Das Lied vom Schwarzen Tod: Historischer Roman (German Edition)
«
Sebastian äugte zu dem zweiten Schlaflager hinüber. Im ersten Licht des neuen Tages konnte er erkennen, dass Sepps neugieriger Blick auf ihm haftete. Bruder, so nannten sich die Anhänger von Elia seit einiger Zeit untereinander. Außerdem hatte der Prophet damit begonnen, den Männern neue Namen zu geben, mit denen sie einander anredeten, wenn sie unter sich waren. Sepp trug seit der letzten Zusammenkunft den Namen Simon. Ihm selbst war dieses Privileg noch nicht zuteilgeworden, wobei Sebastian nicht behaupten konnte, dass ihm dies etwas ausmachte. Er warf die Wolldecke beiseite und schwang die Beine aus dem Bett.

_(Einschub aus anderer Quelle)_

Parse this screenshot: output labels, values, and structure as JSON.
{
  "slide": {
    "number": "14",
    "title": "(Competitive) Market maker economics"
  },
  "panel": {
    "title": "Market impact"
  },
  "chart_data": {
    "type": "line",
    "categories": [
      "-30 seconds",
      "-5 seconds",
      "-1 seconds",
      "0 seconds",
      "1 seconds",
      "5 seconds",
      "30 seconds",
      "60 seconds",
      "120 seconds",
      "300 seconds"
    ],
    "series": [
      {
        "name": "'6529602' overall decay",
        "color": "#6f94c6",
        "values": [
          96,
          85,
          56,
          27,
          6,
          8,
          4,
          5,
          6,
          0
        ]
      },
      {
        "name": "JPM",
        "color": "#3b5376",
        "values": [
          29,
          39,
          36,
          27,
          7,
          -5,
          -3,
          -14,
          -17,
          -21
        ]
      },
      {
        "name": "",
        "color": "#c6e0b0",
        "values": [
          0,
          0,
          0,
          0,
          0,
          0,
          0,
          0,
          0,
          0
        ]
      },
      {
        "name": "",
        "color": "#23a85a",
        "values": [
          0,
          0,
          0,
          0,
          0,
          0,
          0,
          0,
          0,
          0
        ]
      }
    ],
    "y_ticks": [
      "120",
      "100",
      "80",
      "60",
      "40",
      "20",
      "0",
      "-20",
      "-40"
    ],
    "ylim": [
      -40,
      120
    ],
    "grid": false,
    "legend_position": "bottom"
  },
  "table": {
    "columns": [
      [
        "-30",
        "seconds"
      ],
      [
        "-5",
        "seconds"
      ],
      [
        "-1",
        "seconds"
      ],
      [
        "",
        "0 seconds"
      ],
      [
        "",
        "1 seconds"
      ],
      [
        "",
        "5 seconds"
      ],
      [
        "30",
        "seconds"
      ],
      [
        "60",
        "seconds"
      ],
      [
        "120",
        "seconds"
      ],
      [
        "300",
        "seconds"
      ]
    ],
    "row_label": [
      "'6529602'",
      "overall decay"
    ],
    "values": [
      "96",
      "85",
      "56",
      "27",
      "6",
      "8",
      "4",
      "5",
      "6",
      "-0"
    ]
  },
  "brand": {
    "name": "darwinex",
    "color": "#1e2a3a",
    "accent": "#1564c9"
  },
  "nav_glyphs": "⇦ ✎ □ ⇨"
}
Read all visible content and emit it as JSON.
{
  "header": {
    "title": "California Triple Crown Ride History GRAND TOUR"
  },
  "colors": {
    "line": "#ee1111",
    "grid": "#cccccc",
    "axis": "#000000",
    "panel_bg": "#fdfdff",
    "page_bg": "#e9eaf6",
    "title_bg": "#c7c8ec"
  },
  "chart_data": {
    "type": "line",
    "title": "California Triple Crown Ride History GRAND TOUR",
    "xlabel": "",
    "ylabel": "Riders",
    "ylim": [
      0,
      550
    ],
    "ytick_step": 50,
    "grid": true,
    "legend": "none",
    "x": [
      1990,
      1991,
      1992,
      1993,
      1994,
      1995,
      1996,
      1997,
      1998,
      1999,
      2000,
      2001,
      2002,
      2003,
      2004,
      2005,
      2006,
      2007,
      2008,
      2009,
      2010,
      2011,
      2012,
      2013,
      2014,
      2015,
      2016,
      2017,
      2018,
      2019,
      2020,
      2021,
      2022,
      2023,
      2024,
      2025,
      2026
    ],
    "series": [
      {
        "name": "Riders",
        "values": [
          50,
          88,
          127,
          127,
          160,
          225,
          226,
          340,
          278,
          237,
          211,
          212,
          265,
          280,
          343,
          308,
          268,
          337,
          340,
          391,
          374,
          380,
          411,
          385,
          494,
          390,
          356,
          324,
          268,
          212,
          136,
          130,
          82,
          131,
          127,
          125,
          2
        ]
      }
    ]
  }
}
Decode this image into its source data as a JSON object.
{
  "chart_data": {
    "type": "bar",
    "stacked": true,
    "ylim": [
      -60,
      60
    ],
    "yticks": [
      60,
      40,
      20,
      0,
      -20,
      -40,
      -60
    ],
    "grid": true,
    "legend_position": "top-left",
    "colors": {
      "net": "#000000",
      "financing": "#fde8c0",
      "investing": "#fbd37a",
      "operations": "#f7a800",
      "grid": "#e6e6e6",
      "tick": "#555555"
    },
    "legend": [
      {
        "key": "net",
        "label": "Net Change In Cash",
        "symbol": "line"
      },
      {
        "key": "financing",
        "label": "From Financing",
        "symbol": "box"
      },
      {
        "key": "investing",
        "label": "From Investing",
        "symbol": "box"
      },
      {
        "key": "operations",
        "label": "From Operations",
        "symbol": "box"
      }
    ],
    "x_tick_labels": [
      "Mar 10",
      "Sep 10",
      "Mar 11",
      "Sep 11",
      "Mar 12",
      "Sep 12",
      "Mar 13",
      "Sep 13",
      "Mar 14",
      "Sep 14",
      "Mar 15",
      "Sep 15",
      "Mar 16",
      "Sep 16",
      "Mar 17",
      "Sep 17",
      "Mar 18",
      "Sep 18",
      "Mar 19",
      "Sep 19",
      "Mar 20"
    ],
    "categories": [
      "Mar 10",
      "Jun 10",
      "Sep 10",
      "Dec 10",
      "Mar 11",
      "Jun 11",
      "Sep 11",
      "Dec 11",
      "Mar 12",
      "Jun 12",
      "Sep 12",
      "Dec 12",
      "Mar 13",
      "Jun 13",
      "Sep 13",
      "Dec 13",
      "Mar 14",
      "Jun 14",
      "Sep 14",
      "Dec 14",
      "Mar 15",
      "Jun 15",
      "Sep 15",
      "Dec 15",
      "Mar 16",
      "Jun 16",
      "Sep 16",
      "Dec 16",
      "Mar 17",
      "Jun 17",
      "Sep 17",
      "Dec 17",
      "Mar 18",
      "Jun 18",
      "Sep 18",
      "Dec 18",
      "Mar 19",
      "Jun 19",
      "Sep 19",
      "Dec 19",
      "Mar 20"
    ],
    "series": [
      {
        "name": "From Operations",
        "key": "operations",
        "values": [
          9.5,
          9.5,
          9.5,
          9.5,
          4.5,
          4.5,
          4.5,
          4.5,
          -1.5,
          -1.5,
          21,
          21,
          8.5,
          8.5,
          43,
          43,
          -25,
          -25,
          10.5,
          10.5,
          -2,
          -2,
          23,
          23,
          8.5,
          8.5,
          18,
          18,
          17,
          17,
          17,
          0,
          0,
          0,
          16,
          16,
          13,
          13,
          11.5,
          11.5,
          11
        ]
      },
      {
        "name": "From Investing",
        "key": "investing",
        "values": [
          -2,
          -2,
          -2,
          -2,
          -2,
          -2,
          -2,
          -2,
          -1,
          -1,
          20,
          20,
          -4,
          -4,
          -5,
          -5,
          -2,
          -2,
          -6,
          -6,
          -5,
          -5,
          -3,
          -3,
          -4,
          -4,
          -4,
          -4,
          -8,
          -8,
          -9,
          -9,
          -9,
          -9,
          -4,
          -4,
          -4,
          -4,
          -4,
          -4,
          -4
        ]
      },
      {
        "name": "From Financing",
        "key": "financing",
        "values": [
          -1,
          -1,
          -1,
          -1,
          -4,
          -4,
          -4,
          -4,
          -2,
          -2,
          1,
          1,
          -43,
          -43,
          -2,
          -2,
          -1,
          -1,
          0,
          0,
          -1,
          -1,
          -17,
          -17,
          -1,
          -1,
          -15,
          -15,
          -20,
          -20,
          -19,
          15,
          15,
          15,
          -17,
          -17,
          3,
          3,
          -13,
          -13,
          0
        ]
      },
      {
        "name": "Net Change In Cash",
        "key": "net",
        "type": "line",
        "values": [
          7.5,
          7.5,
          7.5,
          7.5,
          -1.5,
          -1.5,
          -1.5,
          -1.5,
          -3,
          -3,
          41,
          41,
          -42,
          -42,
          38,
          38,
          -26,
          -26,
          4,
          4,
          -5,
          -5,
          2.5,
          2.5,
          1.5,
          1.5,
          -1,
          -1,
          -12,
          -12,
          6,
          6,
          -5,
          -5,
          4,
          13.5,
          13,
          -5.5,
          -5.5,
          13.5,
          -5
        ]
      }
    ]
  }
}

Der Freund verschränkte die Arme hinter dem Kopf. » Was ist eigentlich los mit dir? «
Sebastian legte die Hand auf die Türklinke und drehte sich um. » Lass mich einfach in Ruhe, ja? « , gab er zurück.
Sepp setzte sich auf die Bettkante. » Denkst du immer noch über diesen Gehbauer nach? Der Bursche hat’s verdient, hörst du? «
» So, hat er das? Nur weil er die Bruderschaft verlassen hat und zu Osiander gegangen ist? Hör auf, Sepp! Und dieser Bursche im Ochsen, den Ferdinand zusammengeschlagen hat? Hat der es etwa auch verdient? Warum eigentlich? Weil er Lutheraner ist? «
» Diese Leute sind Ketzer, Bruder. Geht das nicht in deinen Schädel? Martin Luther zerstört unsere Heilige Kirche und findet immer mehr Anhänger. Das ist der Abfall vom rechten Glauben, von dem die biblia spricht, eines der Zeichen für das Ende, bevor der Herr wiederkommt! « Er erhob sich und trat auf Sebastian zu. » Die Zeichen, Bruder – schon vergessen? Mann, Mann, hast du denn überhaupt nichts verstanden von all dem, was der Prophet lehrt? «
» In der biblia heißt es auch: ›An ihren Früchten werdet ihr die wahren Propheten erkennen‹ « , gab Sebastian scharf zurück.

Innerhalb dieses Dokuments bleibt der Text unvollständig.